Semelhantemente, também há duas espécies de visão de Deus: uma perfeita, pela qual vemos a essência divina; outra, imperfeita, pela qual, embora não vejamos quem seja Deus, vemos contudo o que não é. E nesta vida, tanto mais perfeitamente o conheceremos, quanto mais compreendermos que excede a tudo quanto podemos apreender pelo intelecto. Ora, ambas essas visões pertencem ao dom do intelecto: a primeira, ao dom consumado do intelecto, tal como existirá na pátria; a segunda, ao dom do intelecto incoado, tal como o temos na via.
Donde se DEDUZEM CLARAS AS RESPOSTAS ÀS OBJEÇÕES. – Pois, as duas primeiras se fundam na primeira espécie de pureza; e a terceira, na perfeita visão de Deus. Ora, os dons, que nos aperfeiçoam, nesta vida, incoativamente, terão a sua plenitude no futuro, como já antes dissemos.
O sexto discute-se assim. – Parece que o dom do intelecto não se distingue dos outros dons.
1 – Coisas com contrários iguais são iguais. Ora, a sabedoria se opõe à estultícia; ao embotamento, o intelecto; à precipitação, o conselho; à ignorância, a ciência, como está claro em Gregório Ora, a estultícia, o embotamento, a ignorância e a precipitação não diferem entre si. Logo, nem o intelecto se distingue dos demais dons.
2. Demais. – O intelecto, enquanto virtude intelectual difere das outras virtudes intelectuais, por lhe ser próprio versar sobre os princípios evidentes. Ora, o dom do intelecto não versa sobre nenhum princípio evidente. Pois, para conhecer o que naturalmente e em si mesmo é cognoscível basta o hábito natural dos primeiros princípios. E, para o sobrenatural, basta a fé, porque os artigos de fé versam sobre os como que primeiros princípios do conhecimento sobrenatural conforme se disse. Logo, o dom do intelecto não se distingue dos outros dons intelectuais.
3. Demais. – Todo conhecimento intelectual é especulativo ou prático. Ora, o dom do intelecto diz respeito a um e outro, como se disse. Logo, não se distingue dos outros dons intelectuais, mas os abrange a todos.
Mas, em contrário, todos os membros de uma enumeração devem, de certo modo, distinguir-se uns dos outros, pois a distinção é o princípio do numero. Ora, o dom do intelecto é enumerado entre os outros dons, segundo se vê na Escritura. Logo, o dom do intelecto é distinto dos outros.

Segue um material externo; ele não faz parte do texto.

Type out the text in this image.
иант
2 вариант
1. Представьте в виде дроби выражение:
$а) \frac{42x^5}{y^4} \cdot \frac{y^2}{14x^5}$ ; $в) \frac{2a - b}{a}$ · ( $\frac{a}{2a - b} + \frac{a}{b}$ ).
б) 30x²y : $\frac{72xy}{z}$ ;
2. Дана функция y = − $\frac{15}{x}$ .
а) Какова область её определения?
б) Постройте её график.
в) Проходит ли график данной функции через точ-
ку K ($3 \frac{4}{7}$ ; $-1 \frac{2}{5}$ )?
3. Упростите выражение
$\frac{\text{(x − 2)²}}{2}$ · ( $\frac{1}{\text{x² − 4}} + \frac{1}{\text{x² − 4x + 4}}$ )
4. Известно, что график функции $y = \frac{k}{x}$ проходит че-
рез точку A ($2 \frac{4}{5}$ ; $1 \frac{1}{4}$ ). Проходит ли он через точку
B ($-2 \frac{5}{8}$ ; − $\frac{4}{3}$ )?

Solução. – É manifesta a distinção entre o dom do intelecto e os outros três dons - a piedade, a fortaleza e o temor. Porque aquele pertence à potência cognitiva, ao passo que estes três, à potência apetitiva. Mas a diferença entre o dom do intelecto e os três seguintes - o da sabedoria, da ciência e do conselho, - que também pertencem à potência cognoscitiva, não é do mesmo modo manifesta. Assim, certos distinguem o dom do intelecto do da ciência e do conselho, por pertencerem os dois últimos ao conhecimento prático, e o primeiro, ao especulativo. E por outro lado, distinguem-no do dom da sabedoria, que também versa sobre o conhecimento especulativo, por versar sobre o juízo, ao passo que o intelecto respeita à capacidade de inteligir os objetos que lhe são propostos, ou, de lhes penetrar o íntimo. a esta luz fizemos antes a enumeração dos dons. – Mas quem considerar diligentemente verá que o dom do intelecto versa, não só sobre a especulação, mas ainda sobre as ações, como dissemos. E semelhantemente, também o dom da ciência versa sobre aquela e sobre estas, como a seguir se dirá. Por onde, é preciso fundar de outro modo a distinção entre os dons. Pois todos os quatro dons referidos se ordenam ao conhecimento sobrenatural, infundido em nós pela fé. Ora, como diz a Escritura, a fé é pelo ouvido Por onde, certas verdades devem ser propostas a serem cridas pelo homem, não enquanto objetos de intuição, mas, enquanto ouvidas e às quais ele adere pela fé. Ora, a fé, primária e principalmente, versa sobre a verdade primeira; secundariamente, sobre certas verdades relativas às criaturas; e enfim, também se estende à direção das ações humanas, enquanto praticadas pela caridade, como do sobredito e colhe. Por onde, em relação aos artigos propostos a serem cridos pela fé, duas condições são exigidas de nós. Primeiro, que sejam penetradas ou apreendidas pela inteligência; e isto constitui o dom do intelecto. Segundo, que as julguemos retamente, considerando que lhes devemos aderir, afastando-nos do que lhes é oposto. Ora, esse juízo, no concernente às coisas divinas, pertence ao dom da sabedoria; no relativo às coisas criadas, ao dom da ciência; e enfim, quanto à aplicação às ações particulares, ao dom do conselho.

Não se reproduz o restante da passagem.